French private equity firm Alpha Group has acquired a unit of MG Technologies’ Solvadis chemicals trading business for an undisclosed sum alongside a family investor.
Paris-based Safic-Alcan, which is a subsidiary of Solvadis, specialises in the global trading of natural products including rubber, palm oil and latex and in the distribution of speciality chemicals. The firm posted sales of E971m in the fiscal year 2001/2002 and employed 334 people at the end of September 2003. It accounts for around 75 per cent of Solvadis’ total turnover.
The transaction, which takes retrospective effect from January 1 2003, is subject to approval by antitrust and statutory bodies.
The deal is part of MG’s plans to sell the whole of Solvadis as well as speciality chemicals unit Dynamit Nobel, which has attracted interest from the likes of CSFB Private Equity, CVC Capital Partners, Goldman Sachs Capital Partners and Kohlberg Kravis Roberts and is expected to fetch around E2.5bn.
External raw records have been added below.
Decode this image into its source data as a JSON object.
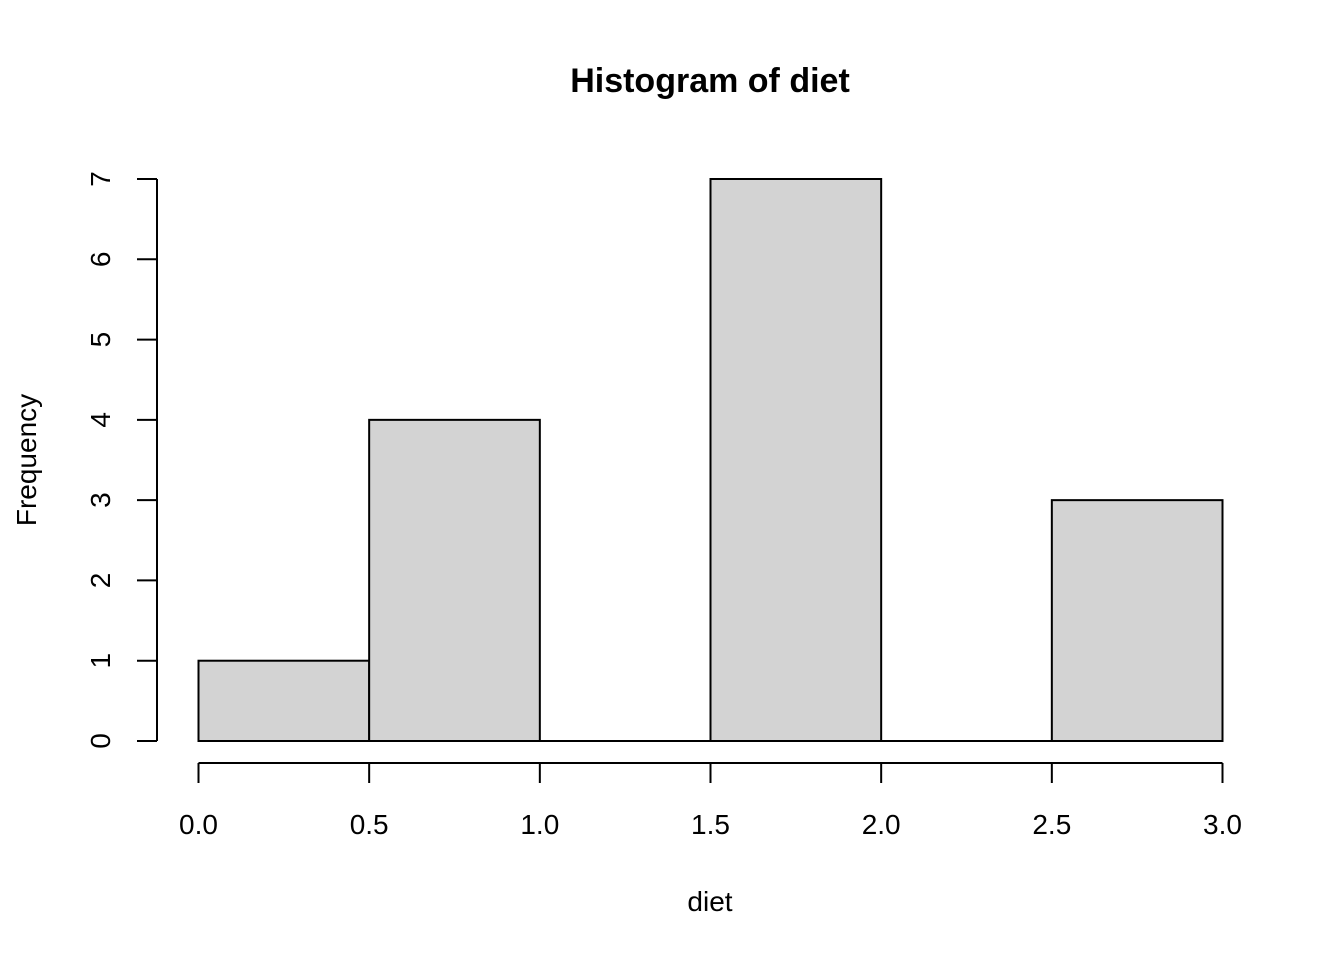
{
  "chart_data": {
    "type": "bar",
    "title": "Histogram of diet",
    "xlabel": "diet",
    "ylabel": "Frequency",
    "bins": [
      {
        "x0": 0.0,
        "x1": 0.5,
        "count": 1
      },
      {
        "x0": 0.5,
        "x1": 1.0,
        "count": 4
      },
      {
        "x0": 1.0,
        "x1": 1.5,
        "count": 0
      },
      {
        "x0": 1.5,
        "x1": 2.0,
        "count": 7
      },
      {
        "x0": 2.0,
        "x1": 2.5,
        "count": 0
      },
      {
        "x0": 2.5,
        "x1": 3.0,
        "count": 3
      }
    ],
    "xlim": [
      0.0,
      3.0
    ],
    "ylim": [
      0,
      7
    ],
    "xticks": [
      "0.0",
      "0.5",
      "1.0",
      "1.5",
      "2.0",
      "2.5",
      "3.0"
    ],
    "yticks": [
      "0",
      "1",
      "2",
      "3",
      "4",
      "5",
      "6",
      "7"
    ],
    "grid": false,
    "bar_fill": "#d3d3d3",
    "bar_stroke": "#000000"
  }
}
MG decided to divest its chemicals businesses in order to focus on growing its plant engineering and construction activities through acquisitions in Asia and the US. Since removing former CEO Kajo Neukirchen and launching its restructuring in April, MG has seen its share price more than double.
Alpha Group, which is active is France and Germany, manages funds of over E1bn and has been investing in buyouts for 18 years. Earlier this week it reduced its stake in Loxam, the French construction plant leasing company, while fellow investor Advent International sold its 21 per cent stake.
Paris-based DLMD is owned by the Lebard family and holds investments in the logistics and food industries.